Das Feuerschiff

Hermann Löns

1866

Auf glatter, grauer Woge ruht das feuerrote Feuerschiff, Es rührt sich nicht; der Anker hält es fest im Meeressande; Fahrwasser weist sein Feuerschein durch Sandbank und durch Felsenriff Den Fischern in der Nebelnacht und leitet sie zum Strande.

Matrosen grau und lendenlahm, Erleber mancher wilden Fahrt, Die halten hier das Feuer wach bei Nacht in Wind und Wetter; Dem wurde grau in Tropenglut das Blondhaar und der rote Bart, Den trugen bis nach Grönland hin die stahlbeschlagenen Bretter.

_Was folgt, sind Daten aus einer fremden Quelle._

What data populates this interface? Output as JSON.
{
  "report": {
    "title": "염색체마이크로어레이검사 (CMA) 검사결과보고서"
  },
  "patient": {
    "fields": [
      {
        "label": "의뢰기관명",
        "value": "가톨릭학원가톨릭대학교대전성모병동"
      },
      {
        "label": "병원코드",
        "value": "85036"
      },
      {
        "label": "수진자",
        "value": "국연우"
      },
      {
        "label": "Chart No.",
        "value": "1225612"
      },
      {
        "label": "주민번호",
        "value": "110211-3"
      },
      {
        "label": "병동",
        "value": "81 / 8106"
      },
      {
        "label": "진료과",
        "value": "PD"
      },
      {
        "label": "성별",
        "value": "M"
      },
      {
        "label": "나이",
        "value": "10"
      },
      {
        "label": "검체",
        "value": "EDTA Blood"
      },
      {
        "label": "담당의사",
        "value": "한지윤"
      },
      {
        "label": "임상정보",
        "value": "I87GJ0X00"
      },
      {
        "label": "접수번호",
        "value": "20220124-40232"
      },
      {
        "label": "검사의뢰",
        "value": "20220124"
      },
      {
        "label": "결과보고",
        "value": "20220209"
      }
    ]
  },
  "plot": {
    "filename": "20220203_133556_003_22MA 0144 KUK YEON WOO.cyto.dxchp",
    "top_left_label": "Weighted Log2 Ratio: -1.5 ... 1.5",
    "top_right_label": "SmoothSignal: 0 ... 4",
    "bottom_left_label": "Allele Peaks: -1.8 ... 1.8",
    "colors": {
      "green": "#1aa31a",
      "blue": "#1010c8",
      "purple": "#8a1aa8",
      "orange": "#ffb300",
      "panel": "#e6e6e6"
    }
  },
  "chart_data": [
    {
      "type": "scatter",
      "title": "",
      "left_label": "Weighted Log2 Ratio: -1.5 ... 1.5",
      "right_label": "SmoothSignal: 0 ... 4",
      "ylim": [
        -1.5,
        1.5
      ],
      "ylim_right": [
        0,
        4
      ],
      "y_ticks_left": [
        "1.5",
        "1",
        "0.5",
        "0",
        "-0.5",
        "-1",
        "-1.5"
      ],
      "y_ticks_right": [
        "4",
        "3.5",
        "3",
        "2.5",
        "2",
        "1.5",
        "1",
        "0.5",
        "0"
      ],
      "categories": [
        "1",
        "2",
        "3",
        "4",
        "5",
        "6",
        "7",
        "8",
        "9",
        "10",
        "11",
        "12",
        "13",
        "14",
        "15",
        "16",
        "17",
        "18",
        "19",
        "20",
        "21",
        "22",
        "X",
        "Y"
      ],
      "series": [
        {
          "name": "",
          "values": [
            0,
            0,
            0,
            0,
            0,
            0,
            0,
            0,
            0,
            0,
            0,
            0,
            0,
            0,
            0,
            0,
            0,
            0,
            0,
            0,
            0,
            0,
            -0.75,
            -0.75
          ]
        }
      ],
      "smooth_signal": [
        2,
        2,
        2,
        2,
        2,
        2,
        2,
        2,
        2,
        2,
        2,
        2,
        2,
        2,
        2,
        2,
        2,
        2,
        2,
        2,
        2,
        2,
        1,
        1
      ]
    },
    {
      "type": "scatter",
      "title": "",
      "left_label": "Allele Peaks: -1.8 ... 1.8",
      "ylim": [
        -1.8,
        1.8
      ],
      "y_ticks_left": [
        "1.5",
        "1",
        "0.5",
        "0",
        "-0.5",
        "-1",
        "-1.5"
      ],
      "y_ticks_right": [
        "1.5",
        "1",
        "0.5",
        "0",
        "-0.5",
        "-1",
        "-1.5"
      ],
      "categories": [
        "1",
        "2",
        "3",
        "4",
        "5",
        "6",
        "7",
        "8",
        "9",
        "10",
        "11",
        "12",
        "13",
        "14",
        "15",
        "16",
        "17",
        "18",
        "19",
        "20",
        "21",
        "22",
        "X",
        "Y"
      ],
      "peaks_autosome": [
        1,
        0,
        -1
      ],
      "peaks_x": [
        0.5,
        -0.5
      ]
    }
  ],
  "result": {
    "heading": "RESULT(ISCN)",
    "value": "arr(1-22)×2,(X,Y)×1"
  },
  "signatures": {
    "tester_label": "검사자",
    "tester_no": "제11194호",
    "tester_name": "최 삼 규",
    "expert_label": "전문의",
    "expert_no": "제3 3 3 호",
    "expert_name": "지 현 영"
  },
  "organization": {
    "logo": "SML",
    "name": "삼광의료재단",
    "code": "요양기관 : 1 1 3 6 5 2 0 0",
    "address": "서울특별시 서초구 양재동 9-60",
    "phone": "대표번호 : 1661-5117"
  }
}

Der wusch im Fieber gelbes Gold aus Kaliforniens rotem Sand, Der hat auf jedem Fleck der Welt das Handelsschiff gelandet, Der küßte eines Häuptlings Weib an einem weißen Palmenstrand; Sie alle sind nach Schluß der Fahrt auf diesem Schiff gestrandet.

Von Ehrgeiz, Habsucht, Liebe, Haß, von Hoffnung und von Furcht ist leer Die Brust, das Wrack liegt morsch und mürb verfaulend in dem Hafen; Und was sie fünfzig Jahre hetzte, spornte, peitschte hin und her Ist stumm, verloschen, ausgebrannt und endlich eingeschlafen.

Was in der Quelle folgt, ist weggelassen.